No example is more prominent than the Garden’s location. Through four decades, five mayors, and five governors, Dolan has beaten back pressure to move the building, which would enable the overhaul of Penn Station, the decaying mess of a transit hub that sits directly below the arena. Some of that intransigence has been maintained through traditional means: Dolan and MSG have constructed a skilled lobbying team in Albany and spread campaign contributions around.

Dolan has also used more muscular tactics to get what he wants. Three years ago, when the State Liquor Authority warned that the Garden could lose its alcohol license if it used surveillance to ban customers, Dolan went on Fox 5 and threatened to shut down alcohol sales for one night at a Rangers game, displaying a photo and phone number of the state official he said was to blame. Last year, Dolan poured money into the long-shot candidacy of an opponent to Manhattan district attorney Alvin Bragg, who had apparently angered him by asking questions about the Garden’s surveillance methods. “His politics are very personal and vendetta-driven, not policy-oriented,” one government insider told me.

So, too, are Dolan’s relations with much of the media. Aside from occasional appearances on Fox and WFAN, he rarely gives interviews; the Garden’s media-relations department did not respond to a request to talk with Dolan for this story. Some of his spontaneous interactions with reporters have been tense. Wallace Matthews was a sports columnist at the New York Post when he ran into Dolan at the Nassau Coliseum after a Rangers-Islanders game. “I had never met him before, and I walked over with my hand out and said, ‘Mr. Dolan? I’m Wallace Matthews,’” he recalls. “He pulled his hand back and said, ‘You’re a bad guy. Get the fuck away from me.’”

The style is similar to that of another autocratic Manhattan mogul. Dolan and President Donald Trump go way back. Dolan’s second wedding, in 2002, took place at Mar-a-Lago, and he contributed to Trump’s 2016 and 2020 campaigns. In April, Dolan went to the White House, along with real-estate developer Steve Roth, to discuss Penn Station, and in May, Transportation Secretary Sean Duffy announced an $8 billion renovation that would leave the Garden in place — while possibly paying Dolan for the right to tear down the adjacent Infosys Theater. “This could be a sweetheart deal for not just the developer but for the Garden,” Hoylman-Sigal says. “Trump has put his gold-plated thumb on the scales of this project.”

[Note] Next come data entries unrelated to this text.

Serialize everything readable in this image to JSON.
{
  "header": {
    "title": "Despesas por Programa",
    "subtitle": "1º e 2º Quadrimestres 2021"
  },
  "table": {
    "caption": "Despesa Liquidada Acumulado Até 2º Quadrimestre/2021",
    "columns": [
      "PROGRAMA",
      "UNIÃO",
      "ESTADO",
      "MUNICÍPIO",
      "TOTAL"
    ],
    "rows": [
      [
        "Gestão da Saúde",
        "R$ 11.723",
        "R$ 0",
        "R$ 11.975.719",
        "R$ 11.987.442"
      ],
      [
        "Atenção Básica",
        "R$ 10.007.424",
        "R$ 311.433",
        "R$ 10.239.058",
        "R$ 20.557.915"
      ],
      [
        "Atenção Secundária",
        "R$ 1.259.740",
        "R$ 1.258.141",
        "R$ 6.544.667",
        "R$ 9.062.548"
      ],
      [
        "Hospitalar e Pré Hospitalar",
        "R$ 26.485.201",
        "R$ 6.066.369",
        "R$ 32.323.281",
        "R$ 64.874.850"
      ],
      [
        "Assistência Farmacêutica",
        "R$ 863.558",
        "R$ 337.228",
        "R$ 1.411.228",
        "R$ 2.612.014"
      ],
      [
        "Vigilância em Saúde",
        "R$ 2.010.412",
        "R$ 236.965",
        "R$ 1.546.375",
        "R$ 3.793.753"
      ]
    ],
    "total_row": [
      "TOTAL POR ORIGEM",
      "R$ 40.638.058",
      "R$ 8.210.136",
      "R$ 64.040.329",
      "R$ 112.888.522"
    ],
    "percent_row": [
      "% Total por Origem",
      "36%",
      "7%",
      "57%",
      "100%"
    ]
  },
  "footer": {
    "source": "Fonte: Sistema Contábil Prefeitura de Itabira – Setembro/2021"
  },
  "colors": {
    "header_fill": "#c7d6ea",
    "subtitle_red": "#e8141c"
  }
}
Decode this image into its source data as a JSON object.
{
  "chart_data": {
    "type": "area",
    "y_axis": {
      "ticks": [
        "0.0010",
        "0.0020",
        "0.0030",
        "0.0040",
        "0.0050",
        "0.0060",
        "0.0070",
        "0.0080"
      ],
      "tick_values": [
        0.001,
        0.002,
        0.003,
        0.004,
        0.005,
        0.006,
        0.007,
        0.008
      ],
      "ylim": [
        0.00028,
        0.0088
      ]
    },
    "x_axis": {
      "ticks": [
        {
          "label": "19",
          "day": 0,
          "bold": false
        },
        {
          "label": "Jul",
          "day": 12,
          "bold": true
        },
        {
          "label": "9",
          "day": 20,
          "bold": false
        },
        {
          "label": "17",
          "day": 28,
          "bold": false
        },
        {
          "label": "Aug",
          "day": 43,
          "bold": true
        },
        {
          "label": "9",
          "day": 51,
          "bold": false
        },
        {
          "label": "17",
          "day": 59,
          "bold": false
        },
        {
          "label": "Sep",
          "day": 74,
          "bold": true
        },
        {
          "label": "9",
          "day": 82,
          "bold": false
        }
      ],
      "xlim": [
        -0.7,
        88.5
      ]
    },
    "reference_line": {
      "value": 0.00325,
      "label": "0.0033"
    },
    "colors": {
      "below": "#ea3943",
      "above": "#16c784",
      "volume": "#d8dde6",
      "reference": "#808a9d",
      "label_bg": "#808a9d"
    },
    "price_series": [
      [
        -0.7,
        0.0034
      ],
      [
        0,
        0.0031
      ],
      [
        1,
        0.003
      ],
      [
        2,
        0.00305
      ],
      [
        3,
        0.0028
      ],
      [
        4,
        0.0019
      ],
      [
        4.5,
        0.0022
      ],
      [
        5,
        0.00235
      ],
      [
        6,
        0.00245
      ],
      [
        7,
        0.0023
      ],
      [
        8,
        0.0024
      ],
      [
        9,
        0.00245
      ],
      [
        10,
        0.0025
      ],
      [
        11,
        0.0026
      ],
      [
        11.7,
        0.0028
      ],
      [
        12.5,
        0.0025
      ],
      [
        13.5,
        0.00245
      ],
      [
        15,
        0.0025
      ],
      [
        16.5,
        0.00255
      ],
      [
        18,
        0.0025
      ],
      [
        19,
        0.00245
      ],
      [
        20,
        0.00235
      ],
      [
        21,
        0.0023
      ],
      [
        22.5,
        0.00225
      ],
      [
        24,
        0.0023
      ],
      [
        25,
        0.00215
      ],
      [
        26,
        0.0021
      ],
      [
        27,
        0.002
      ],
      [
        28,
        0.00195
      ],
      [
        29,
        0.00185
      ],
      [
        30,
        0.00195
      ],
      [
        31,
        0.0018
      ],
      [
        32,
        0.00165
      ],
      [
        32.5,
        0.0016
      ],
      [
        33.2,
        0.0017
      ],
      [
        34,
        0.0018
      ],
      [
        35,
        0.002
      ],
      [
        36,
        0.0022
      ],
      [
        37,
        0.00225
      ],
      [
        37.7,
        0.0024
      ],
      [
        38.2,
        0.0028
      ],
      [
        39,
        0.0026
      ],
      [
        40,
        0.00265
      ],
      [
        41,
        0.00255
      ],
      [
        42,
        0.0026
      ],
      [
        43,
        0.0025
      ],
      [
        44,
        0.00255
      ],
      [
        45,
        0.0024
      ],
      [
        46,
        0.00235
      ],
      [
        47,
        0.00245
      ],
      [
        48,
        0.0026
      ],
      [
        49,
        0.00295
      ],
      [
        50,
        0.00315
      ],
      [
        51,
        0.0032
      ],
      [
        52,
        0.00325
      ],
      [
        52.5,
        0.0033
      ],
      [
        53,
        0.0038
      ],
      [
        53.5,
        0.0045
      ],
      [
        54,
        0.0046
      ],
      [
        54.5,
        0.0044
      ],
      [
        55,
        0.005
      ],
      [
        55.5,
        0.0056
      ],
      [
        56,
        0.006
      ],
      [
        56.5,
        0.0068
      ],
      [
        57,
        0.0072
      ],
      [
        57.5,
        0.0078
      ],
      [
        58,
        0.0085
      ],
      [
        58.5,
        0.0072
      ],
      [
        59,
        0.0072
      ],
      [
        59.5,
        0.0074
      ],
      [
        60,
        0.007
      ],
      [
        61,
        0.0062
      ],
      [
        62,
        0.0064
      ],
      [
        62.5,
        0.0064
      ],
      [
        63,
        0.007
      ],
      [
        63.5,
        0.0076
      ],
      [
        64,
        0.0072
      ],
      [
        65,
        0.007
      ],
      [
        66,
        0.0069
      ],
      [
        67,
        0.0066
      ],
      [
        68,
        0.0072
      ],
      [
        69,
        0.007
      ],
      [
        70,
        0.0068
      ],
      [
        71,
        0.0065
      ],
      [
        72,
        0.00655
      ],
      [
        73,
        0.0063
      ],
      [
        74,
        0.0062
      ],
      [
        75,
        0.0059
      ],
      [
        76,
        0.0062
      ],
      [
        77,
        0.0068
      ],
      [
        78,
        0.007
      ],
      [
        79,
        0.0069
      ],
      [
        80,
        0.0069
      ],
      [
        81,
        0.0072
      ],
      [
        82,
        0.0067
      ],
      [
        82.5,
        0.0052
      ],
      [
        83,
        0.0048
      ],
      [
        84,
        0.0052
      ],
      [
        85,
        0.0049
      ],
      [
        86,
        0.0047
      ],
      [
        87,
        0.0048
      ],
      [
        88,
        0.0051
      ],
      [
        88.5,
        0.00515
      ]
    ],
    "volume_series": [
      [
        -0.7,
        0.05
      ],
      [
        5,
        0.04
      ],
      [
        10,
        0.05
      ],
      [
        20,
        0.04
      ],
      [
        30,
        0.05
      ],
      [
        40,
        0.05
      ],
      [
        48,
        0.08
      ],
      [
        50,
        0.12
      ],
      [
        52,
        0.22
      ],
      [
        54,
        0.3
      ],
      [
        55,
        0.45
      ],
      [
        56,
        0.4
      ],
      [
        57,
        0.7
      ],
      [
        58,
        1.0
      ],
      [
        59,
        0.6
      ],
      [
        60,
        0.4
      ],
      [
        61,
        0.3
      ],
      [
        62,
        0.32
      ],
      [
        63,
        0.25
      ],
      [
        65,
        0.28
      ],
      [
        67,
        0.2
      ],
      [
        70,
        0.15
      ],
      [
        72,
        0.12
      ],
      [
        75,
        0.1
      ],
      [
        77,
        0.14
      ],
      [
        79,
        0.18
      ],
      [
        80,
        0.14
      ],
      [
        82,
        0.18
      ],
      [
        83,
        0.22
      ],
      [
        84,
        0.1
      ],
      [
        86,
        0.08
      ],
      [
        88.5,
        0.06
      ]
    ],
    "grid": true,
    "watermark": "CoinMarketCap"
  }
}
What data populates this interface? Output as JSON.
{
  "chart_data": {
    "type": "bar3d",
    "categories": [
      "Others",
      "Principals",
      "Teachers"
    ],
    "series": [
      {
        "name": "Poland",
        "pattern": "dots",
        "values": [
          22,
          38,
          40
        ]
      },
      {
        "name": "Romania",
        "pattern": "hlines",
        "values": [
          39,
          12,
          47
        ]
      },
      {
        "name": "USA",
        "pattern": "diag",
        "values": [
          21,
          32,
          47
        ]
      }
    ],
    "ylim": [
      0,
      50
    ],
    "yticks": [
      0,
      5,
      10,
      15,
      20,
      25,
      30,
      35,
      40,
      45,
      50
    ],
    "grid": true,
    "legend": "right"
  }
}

The president may soon be putting himself into one of the Garden’s suites. Trump has said that Dolan invited him to attend one of the Knicks’ Finals games — which in some ways would be perfect. Just as Dolan is on the verge of earning himself enormous goodwill, he could be thumbing his nose at New York by hosting an appearance from one of the few people the city loathes even more. Or maybe, if the Knicks win it all, nothing else will matter. “My guess is that I don’t exactly share James Dolan’s politics,” says Howard Wolfson, a Democratic strategist turned top adviser to Michael Bloomberg and a die-hard Knicks fan. “But all things are forgivable if they win.”